Prostatic Adenocarcinoma Is Another Way of Saying “Prostate Cancer”
Prostate cancer is a type of cancer which develops in a gland belonging to the male reproductive system – the prostate gland. Though there are some aggressive, rapidly growing forms of prostate cancer, most forms grow slowly. It is possible that the cancer cells spread (metastasize) to other parts of the body from the affected prostate, such as lymph nodes and bones (in the case of aggressive prostate cancers). Prostatic Adenocarcinoma may cause difficulty in urinating, pain, sexual intercourse problems and erectile problems. There are other symptoms which may occur if the disease is in later stages.

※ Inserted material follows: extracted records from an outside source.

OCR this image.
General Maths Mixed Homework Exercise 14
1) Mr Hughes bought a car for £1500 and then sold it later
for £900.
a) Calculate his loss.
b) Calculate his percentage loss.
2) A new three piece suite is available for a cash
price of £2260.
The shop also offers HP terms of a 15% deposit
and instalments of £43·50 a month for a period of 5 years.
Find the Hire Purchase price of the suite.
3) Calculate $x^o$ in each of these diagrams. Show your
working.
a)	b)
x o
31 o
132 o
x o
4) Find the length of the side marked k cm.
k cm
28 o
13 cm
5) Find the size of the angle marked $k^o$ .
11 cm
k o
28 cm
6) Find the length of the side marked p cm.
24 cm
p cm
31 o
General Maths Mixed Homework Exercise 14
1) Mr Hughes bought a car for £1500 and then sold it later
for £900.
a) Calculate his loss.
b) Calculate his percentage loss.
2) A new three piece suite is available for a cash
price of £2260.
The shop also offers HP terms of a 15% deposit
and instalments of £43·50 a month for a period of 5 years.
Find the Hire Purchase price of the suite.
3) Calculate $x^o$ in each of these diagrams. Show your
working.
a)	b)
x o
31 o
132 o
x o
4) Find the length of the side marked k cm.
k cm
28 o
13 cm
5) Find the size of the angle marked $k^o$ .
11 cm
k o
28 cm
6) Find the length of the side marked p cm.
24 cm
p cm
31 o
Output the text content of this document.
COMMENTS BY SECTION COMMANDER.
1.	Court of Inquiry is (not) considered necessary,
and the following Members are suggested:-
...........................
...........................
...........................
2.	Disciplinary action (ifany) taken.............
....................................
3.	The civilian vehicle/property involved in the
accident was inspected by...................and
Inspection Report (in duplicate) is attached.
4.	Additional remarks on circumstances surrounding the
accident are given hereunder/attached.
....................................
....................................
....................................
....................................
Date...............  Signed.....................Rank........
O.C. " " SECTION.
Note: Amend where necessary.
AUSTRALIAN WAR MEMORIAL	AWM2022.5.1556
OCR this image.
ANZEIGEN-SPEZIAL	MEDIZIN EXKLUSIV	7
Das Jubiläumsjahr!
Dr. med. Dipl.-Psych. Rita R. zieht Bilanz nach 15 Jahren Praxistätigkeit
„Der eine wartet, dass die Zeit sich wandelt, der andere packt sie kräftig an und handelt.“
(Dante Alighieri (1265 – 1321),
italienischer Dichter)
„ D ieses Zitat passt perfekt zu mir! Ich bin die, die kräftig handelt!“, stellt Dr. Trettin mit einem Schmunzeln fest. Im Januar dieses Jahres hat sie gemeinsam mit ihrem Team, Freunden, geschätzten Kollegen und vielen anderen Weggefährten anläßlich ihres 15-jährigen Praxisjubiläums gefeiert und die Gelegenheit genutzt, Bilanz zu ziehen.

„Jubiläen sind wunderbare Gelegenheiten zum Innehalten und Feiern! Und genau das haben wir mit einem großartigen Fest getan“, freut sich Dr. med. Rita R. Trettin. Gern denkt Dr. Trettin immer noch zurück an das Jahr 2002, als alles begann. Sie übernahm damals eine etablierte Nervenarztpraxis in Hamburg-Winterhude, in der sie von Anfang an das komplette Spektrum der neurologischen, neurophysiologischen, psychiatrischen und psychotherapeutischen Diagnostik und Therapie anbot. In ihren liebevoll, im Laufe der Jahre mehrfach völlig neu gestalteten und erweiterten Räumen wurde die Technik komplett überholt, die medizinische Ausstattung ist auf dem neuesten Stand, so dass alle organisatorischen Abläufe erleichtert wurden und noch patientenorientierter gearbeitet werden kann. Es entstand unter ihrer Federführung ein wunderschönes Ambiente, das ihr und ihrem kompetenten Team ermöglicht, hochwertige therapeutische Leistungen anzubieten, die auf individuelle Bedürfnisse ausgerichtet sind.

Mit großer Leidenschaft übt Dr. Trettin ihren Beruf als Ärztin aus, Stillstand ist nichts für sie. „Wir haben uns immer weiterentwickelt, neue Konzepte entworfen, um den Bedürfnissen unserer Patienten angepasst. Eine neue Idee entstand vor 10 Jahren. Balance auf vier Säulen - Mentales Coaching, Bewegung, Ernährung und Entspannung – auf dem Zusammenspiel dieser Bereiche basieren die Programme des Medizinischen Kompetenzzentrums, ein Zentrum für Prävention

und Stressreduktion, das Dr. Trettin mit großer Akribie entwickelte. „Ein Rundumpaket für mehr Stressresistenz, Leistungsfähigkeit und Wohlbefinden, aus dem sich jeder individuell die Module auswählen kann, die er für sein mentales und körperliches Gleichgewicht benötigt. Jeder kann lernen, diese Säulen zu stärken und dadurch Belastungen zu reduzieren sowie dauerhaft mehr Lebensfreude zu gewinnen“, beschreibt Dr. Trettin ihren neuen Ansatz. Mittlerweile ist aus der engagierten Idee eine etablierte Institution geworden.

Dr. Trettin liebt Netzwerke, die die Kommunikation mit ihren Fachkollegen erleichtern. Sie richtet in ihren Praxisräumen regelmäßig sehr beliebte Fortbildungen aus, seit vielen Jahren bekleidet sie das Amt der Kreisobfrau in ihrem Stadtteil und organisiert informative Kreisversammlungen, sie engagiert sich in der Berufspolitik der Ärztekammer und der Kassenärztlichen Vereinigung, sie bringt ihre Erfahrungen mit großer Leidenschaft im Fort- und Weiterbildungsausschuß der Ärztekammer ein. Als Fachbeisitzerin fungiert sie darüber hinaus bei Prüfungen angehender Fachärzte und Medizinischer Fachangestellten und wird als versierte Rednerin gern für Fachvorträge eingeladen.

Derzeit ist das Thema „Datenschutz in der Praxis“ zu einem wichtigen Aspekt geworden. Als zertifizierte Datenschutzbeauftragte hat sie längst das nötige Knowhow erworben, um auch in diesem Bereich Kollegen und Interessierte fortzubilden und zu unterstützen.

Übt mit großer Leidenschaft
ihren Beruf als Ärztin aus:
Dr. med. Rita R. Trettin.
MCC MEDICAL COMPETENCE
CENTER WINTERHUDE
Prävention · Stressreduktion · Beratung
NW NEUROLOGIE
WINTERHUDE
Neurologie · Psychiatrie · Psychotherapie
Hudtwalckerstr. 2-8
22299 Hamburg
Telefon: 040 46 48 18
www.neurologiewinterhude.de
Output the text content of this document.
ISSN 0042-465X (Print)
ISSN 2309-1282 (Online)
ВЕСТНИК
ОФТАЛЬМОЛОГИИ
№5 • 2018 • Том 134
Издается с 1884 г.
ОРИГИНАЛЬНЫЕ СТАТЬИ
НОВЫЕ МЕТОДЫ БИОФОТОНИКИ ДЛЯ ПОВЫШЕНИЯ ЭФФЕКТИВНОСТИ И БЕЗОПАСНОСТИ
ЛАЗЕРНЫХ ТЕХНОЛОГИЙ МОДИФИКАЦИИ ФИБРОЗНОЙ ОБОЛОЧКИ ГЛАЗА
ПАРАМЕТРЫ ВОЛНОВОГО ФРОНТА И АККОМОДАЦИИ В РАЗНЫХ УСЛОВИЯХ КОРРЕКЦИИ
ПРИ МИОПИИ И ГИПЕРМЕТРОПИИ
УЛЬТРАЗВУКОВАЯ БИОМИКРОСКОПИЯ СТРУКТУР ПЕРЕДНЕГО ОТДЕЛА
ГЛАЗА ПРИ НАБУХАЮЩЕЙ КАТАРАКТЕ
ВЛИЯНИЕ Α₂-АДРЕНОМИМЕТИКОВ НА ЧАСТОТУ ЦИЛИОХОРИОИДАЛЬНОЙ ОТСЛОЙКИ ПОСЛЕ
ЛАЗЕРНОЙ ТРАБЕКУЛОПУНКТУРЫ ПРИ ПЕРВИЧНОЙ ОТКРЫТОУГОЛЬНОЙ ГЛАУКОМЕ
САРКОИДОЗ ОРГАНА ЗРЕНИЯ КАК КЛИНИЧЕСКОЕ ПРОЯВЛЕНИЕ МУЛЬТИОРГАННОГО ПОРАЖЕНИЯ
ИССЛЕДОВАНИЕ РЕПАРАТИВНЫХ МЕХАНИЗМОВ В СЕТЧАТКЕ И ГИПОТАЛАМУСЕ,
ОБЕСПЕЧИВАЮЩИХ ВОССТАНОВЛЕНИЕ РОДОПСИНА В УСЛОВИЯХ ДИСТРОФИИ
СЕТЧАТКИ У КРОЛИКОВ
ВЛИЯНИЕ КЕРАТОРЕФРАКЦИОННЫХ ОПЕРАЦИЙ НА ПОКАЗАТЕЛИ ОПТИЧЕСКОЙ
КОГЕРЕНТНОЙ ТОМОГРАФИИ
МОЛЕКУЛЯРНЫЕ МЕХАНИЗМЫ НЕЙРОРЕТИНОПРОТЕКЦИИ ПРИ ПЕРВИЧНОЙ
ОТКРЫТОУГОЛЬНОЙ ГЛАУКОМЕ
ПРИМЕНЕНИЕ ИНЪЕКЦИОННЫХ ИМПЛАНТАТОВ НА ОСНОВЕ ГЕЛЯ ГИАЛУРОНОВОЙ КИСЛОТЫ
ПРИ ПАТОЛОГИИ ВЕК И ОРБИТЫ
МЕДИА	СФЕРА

Detection Rates Detection rates are variable across the world. In East and South Asia, prostate cancer is detected with less frequency than in Europe – and particularly the United States. Although prostatic adenocarcinoma is one of the most common forms of male cancer, especially those over the age of fifty, a great deal of men don’t experience any symptoms, may not undergo therapy and may die of other causes (in the case of slow-growing prostate cancer). Approximately one third of cases are of “aggressive” (fast growing).
Factors In Prostate Cancer Undeniably, numerous factors have been implicated in the development of this disease, including diet, lifestyle and genetics. If prostate cancer is present, it may be detected by a number of means, including clinical diagnosis based on symptoms, a PSA (prostate specific antigen) test, physical exam or a Gleason Scale biopsy. If there exists suspicion that the cancer has spread, radiological assessment such as a bone scan or CT scan may be employed.